If you take anthropogenic global warming (AGW) as given, with the dire, near world-ending consequences as stated, then the logical conclusions are direct: you either
- stop all burning (oxidation) of everything (e.g. Oil, Coal, Natural Gas, Wood, Biomass, Biofuels), and engage in a wholesale replacement of our worldwide Energy & Transportation infrastructure; or
- suffer a massive reduction in the Standard of Living of humanity at large (either because we didn't replace the energy infrastructure, or we did nothing and the world as we knew it ends as the planet fries).
Further, since this is very serious, "we're saving the whole planet" stuff, you're going to have to take military action to destroy the facilities of nations that emit mass amounts of carbon dioxide (e.g. coal-fired power plants) if they fail to comply with international "carbon emissions" restrictions. If it really is about saving the planet, that's what you must do.
Energy systems with no operational carbon dioxide emissions:
- Nuclear Energy
- Hydroelectric Power
- Geothermal Energy
- Solar Power
- Wind Energy
The last two are unsuitable for "baseline load" because they are intermittent/inconsistent (and, no, batteries aren't good enough at energy storage to make up the difference, so far; ask any Materials Science and Engineering person: energy density is hard). If we don't build lots of nuclear power plants (and probably breeder reactors to use alternative nuclear fuel), count on scenario #2 – life becomes very unpleasant. Perhaps even, "nasty, brutish, and short."

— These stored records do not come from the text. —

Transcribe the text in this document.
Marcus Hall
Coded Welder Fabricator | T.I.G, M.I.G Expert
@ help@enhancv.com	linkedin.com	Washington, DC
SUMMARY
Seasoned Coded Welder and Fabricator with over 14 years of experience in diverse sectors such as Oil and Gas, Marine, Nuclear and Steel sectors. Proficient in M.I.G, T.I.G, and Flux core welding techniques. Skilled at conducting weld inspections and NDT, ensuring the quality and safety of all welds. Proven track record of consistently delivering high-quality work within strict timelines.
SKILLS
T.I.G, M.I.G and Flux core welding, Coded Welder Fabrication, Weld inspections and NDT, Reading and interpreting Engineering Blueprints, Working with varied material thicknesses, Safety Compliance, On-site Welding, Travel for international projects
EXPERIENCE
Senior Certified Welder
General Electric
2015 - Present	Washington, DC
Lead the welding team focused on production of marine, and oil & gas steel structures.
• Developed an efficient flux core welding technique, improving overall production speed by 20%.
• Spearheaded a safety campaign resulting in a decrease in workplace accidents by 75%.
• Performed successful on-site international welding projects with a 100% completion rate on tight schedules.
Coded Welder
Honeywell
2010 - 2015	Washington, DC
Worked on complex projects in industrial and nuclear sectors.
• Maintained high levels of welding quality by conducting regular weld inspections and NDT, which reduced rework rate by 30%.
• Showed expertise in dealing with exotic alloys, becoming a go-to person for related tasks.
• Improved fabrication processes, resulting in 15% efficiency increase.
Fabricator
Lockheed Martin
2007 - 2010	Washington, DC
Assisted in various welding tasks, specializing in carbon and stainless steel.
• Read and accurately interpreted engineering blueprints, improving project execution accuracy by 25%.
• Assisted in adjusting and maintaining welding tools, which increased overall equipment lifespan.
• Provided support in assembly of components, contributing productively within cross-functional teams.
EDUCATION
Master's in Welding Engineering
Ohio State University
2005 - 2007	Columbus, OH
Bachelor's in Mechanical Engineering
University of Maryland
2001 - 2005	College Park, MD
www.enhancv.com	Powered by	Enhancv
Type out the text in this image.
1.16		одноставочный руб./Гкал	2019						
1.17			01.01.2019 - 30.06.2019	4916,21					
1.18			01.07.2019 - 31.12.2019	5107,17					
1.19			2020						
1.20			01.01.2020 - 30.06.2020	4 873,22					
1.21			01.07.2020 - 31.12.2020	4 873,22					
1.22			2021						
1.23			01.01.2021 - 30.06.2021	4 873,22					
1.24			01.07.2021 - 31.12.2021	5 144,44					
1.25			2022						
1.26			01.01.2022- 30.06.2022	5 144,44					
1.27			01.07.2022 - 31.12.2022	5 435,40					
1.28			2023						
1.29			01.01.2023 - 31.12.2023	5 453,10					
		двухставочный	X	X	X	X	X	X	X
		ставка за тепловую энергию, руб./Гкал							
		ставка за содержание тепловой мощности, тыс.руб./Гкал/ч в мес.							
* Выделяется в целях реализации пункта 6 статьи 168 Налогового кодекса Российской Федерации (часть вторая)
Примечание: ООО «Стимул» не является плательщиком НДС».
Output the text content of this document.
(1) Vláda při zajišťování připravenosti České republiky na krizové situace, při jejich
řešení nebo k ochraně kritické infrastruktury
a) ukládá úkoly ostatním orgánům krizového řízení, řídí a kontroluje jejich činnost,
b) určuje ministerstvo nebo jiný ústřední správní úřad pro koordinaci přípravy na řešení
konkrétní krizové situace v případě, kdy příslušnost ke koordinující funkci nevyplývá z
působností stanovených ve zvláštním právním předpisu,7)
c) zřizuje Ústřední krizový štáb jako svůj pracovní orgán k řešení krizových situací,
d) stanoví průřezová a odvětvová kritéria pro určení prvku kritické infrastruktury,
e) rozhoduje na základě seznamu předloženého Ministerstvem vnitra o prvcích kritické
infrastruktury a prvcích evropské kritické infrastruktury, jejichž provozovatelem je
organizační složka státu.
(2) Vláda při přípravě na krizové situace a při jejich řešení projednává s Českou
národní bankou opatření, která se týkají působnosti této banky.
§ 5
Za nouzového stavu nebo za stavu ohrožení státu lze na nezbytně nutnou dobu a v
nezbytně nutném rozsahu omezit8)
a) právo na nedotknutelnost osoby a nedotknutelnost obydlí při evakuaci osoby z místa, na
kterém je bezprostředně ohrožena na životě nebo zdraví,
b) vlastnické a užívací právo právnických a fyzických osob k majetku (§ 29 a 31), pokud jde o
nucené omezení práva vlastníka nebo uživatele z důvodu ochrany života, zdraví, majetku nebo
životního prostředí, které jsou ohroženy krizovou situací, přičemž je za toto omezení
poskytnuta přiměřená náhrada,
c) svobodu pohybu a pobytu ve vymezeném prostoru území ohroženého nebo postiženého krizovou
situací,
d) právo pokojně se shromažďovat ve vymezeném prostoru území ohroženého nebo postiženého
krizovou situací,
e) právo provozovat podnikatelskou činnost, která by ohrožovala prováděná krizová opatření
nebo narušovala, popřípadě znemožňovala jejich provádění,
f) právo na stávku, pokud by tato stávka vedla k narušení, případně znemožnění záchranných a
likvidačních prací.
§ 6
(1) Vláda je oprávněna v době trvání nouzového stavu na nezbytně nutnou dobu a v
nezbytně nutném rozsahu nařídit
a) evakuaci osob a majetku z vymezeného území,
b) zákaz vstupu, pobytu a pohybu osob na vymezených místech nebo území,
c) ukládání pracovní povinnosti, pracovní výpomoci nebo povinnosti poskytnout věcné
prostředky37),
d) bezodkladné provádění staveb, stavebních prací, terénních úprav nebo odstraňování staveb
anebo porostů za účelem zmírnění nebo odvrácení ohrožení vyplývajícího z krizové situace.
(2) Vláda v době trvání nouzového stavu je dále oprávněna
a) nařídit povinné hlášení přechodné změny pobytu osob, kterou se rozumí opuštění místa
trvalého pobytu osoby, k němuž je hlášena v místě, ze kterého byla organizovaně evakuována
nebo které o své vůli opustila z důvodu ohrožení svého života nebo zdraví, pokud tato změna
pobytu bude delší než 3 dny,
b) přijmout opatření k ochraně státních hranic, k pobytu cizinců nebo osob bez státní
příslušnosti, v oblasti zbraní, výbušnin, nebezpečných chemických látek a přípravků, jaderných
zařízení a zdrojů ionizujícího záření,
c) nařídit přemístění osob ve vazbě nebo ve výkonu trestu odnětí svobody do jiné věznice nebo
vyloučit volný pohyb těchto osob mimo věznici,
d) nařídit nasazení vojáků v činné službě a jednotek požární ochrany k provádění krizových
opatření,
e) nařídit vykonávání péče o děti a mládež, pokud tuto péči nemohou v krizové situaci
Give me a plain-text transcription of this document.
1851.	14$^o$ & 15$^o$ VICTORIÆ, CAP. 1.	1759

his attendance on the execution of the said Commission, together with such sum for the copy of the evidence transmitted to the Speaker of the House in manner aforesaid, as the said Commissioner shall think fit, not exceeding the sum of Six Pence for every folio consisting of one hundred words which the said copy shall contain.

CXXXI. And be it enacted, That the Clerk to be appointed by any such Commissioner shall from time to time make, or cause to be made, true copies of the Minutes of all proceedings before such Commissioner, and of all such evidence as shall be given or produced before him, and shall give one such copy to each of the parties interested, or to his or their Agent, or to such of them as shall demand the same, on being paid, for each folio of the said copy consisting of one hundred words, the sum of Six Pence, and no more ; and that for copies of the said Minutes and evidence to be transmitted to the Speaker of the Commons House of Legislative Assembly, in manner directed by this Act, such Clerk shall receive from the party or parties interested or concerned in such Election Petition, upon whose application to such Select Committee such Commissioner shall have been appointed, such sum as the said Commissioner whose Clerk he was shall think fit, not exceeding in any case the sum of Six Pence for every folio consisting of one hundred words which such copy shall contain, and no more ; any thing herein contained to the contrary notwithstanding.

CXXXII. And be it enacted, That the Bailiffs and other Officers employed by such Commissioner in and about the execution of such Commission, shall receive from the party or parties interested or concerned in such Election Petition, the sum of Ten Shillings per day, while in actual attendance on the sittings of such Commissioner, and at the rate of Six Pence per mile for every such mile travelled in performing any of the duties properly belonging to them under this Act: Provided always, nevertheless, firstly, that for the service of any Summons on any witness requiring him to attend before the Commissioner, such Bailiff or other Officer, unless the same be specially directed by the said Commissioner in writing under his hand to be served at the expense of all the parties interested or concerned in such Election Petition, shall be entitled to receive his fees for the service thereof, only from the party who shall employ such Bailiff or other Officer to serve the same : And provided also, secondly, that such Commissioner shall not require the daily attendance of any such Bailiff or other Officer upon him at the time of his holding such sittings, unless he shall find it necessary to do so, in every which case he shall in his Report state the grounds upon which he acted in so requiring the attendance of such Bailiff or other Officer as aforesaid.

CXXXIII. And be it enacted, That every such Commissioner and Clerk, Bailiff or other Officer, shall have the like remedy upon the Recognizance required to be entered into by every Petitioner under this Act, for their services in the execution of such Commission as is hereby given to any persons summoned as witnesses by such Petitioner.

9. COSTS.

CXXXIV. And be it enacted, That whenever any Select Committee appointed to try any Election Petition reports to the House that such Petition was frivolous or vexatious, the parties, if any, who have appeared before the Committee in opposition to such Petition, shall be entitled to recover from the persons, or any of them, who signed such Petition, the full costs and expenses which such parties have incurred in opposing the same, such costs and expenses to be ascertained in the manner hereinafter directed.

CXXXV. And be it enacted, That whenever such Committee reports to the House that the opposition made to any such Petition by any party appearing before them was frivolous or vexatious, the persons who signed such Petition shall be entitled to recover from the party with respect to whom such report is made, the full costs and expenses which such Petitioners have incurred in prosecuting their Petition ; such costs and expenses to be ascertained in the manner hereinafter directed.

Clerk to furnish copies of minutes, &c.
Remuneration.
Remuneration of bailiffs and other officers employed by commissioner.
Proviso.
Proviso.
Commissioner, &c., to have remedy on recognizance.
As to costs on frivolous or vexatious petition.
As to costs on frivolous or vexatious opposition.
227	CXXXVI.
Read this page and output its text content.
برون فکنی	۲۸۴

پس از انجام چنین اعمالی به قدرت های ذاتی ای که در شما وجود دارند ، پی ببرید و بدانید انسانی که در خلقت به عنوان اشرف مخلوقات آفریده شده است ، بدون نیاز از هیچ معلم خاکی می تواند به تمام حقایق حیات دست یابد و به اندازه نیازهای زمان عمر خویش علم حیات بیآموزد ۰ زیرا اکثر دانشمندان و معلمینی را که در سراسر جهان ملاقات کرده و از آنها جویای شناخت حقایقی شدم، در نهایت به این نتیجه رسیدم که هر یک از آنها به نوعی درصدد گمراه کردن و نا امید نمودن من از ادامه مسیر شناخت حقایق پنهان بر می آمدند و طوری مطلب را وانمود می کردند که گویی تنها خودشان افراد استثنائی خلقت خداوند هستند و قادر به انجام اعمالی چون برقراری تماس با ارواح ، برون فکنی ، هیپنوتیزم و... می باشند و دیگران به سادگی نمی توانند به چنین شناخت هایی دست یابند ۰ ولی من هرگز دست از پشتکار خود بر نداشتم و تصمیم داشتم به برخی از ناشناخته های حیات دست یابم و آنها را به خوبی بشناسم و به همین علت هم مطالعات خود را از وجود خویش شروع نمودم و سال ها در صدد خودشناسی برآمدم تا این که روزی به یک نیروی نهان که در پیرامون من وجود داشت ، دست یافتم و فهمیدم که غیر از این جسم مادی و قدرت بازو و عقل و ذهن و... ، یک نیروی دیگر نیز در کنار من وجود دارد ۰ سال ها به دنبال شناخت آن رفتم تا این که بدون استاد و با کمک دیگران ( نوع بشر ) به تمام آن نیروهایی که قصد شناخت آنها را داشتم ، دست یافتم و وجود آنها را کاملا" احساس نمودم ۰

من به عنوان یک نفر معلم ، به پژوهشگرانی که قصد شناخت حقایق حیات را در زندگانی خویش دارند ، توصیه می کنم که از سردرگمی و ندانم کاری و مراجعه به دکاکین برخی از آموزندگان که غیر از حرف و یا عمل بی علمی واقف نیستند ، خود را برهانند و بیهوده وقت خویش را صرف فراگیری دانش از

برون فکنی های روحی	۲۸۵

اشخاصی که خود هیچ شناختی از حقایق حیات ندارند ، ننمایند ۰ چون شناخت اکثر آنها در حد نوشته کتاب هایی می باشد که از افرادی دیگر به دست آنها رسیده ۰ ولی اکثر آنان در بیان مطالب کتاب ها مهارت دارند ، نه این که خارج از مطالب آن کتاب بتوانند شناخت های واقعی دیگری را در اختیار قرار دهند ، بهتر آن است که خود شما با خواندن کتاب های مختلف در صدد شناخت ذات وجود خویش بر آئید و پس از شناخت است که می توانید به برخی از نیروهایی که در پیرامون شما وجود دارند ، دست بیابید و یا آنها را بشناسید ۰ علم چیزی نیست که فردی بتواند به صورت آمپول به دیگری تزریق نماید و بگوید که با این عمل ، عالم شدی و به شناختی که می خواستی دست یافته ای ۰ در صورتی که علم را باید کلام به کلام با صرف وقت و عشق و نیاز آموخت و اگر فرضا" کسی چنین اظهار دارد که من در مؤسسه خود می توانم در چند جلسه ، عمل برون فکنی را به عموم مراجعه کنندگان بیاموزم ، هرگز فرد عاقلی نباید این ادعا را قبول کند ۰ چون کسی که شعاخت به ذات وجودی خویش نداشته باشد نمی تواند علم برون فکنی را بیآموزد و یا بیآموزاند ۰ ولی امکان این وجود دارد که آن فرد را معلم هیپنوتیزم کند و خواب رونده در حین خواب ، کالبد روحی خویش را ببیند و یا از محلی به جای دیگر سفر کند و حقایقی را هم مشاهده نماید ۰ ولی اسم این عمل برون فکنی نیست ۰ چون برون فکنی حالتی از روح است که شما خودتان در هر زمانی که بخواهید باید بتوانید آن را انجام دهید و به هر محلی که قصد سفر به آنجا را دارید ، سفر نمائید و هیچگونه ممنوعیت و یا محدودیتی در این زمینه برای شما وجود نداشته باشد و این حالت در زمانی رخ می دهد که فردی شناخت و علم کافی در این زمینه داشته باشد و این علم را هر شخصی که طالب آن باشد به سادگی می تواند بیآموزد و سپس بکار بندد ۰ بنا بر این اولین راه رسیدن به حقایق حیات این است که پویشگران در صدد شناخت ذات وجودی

Let's leave the meat cows & methane issue aside for the moment (but a précis: bad news for carnivores).
We might be able to continue aviation with standard, liquid-fueled rocket engines replacing turbojet and turbofans, since combining hydrogen & oxygen for thrust (as the Apollo Program rockets did) results in … water. Air Travel would likely become a lot more exciting.
All told: huge costs, plus warfare, no matter what, if you accept the AGW premise.
So, where's the proof?
Sorry, "correlations" don't cut it when you're talking about changing the way humanity does things on a planetary scale. We need to see causation. Mechanism. The claimants have a very, very high burden of proof to meet, in order for all of us to be convinced to act on this as required (with the attendant high costs) to meet the putative threat. The "precautionary principle" is bullshit.
Conservatism is merely rational in the face of what is being asked of the world.
See also the Copenhagen Consensus.
Now, if it turns out that climate change is a real thing, but it is not human-caused, things go down the adaptation and/or geoengineering path: we keep our existing energy & transportation systems. We move the bits under direct threat (e.g. New Orleans; no more building cities lower than sea level, or if you do, you pay all costs associated with it without subsidies; same goes for Florida and hurricanes). Life goes on, more or less as before.